ESA Solar Orbiter probe is ready to leave for Cape Canaveral

October 21, 2019

The European spacecraft has successfully passed last tests at the IABG test centre near Munich. Electronics from Charles University, Faculty of Mathematics and Physics, is also on-board. During oncoming weeks the spacecraft will be transported to Cape Canaveral in Florida, US, to be launched towards the Sun in February 2020.

Solar Orbiter – the joint ESA/NASA collaboration project is the first M-class mission of the Cosmic Vision 2015-2025 programme. Scientists from Charles University, Faculty of Mathematics and Physics, have been involved in development of electronics for one of the scientific instruments.

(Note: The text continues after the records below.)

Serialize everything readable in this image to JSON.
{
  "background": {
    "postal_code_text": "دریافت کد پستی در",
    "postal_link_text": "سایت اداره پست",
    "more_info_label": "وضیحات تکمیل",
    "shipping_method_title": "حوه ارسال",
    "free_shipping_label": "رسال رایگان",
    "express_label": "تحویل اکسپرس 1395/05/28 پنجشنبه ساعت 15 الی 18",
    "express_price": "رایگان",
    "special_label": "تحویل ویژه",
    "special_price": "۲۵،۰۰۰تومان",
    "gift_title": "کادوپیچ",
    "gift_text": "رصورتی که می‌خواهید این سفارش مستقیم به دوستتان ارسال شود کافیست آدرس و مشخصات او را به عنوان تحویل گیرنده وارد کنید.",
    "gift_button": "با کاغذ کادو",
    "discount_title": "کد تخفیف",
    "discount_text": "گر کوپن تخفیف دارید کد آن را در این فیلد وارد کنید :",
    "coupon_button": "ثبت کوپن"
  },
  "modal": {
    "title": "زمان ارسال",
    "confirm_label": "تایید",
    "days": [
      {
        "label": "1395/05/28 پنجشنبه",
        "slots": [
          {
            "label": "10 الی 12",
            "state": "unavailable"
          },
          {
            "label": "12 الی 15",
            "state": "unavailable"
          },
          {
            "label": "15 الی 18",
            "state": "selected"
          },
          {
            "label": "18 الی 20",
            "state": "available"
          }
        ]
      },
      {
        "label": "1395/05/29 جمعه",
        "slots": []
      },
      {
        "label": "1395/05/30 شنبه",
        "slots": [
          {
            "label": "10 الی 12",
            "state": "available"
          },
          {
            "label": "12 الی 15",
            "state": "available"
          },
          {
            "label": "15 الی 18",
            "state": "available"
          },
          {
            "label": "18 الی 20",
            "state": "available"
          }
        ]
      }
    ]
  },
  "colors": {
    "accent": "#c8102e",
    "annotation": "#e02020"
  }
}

Solar Orbiter launch is scheduled on February 6th, 2020 from Cape Canaveral in Florida, US. The Atlas V rocket launcher will lift the spacecraft for a several year journey to the Sun vicinity. The spacecraft is equipped with a state-of-the-art suite of instruments performing comprehensive in-situ measurements of electric and magnetic fields, plasma, and energetic particles in the solar wind as well as remote-sensing observations using spectral imagers and coronagraphs to study processes in the Sun atmosphere in a wide range of wavelengths – from visual to x-ray spectra. The scientific goals addressed by Solar Orbiter are covered by the four top-level scientific questions together with three key targeted sub-questions:

  1. How and where do the solar wind plasma and magnetic field originate in the corona?
    1. What are the source regions of the solar wind and heliospheric magnetic field?
    2. What mechanisms heat and accelerate the solar wind?
    3. What are the sources of solar wind turbulence and how does it evolve?
  2. How do solar transients drive heliospheric variability?
    1. How do CMEs evolve through the corona and inner heliosphere?
    2. How do CMEs contribute to solar magnetic flux and helicity balance?
    3. How and where do shocks form in the corona?
  3. How do solar eruptions produce energetic particle radiation that fills the heliosphere?
    1. How and where are energetic particles accelerated at the Sun?
    2. How are energetic particles released from their sources and distributed in space and time?
    3. What are the seed populations for energetic particles?
  4. How does the solar dynamo work and drive connections between the Sun and the heliosphere?
    1. How is magnetic flux transported to and re-processed at high solar latitudes?
    2. What are the properties of the magnetic field at high solar latitudes?
    3. Are there separate dynamo processes acting in the Sun?

Solar Orbiter is expected to gain several primacies – for the first time simultaneous in-situ measurements and remote-sensing observations will be taken from a distance of only 0.28 astronomical units (42 million kilometres, i.e., within the Mercury orbit). At its closest approach to the Sun, it will co-rotate with the solar surface below and thus it will stay for a relatively long period above the same solar region enabling a detail study of processes occurring there. After a series of gravity-assisted manoeuvres during repetitive Venus and Earth fly-byes, Solar Orbiter will gradually enter the out-of-ecliptic orbit, which will enable investigations of processes occurring in high-latitude solar regions, including first imaging of the solar poles. During the whole mission Solar Orbiter will coordinate its observations with the NASA Parker Solar Probe that was launched on August 12th, 2018. It has already completed three perihelion approaches, finally to reach 10 solar radii (6.5 million kilometres) distance from the solar surface.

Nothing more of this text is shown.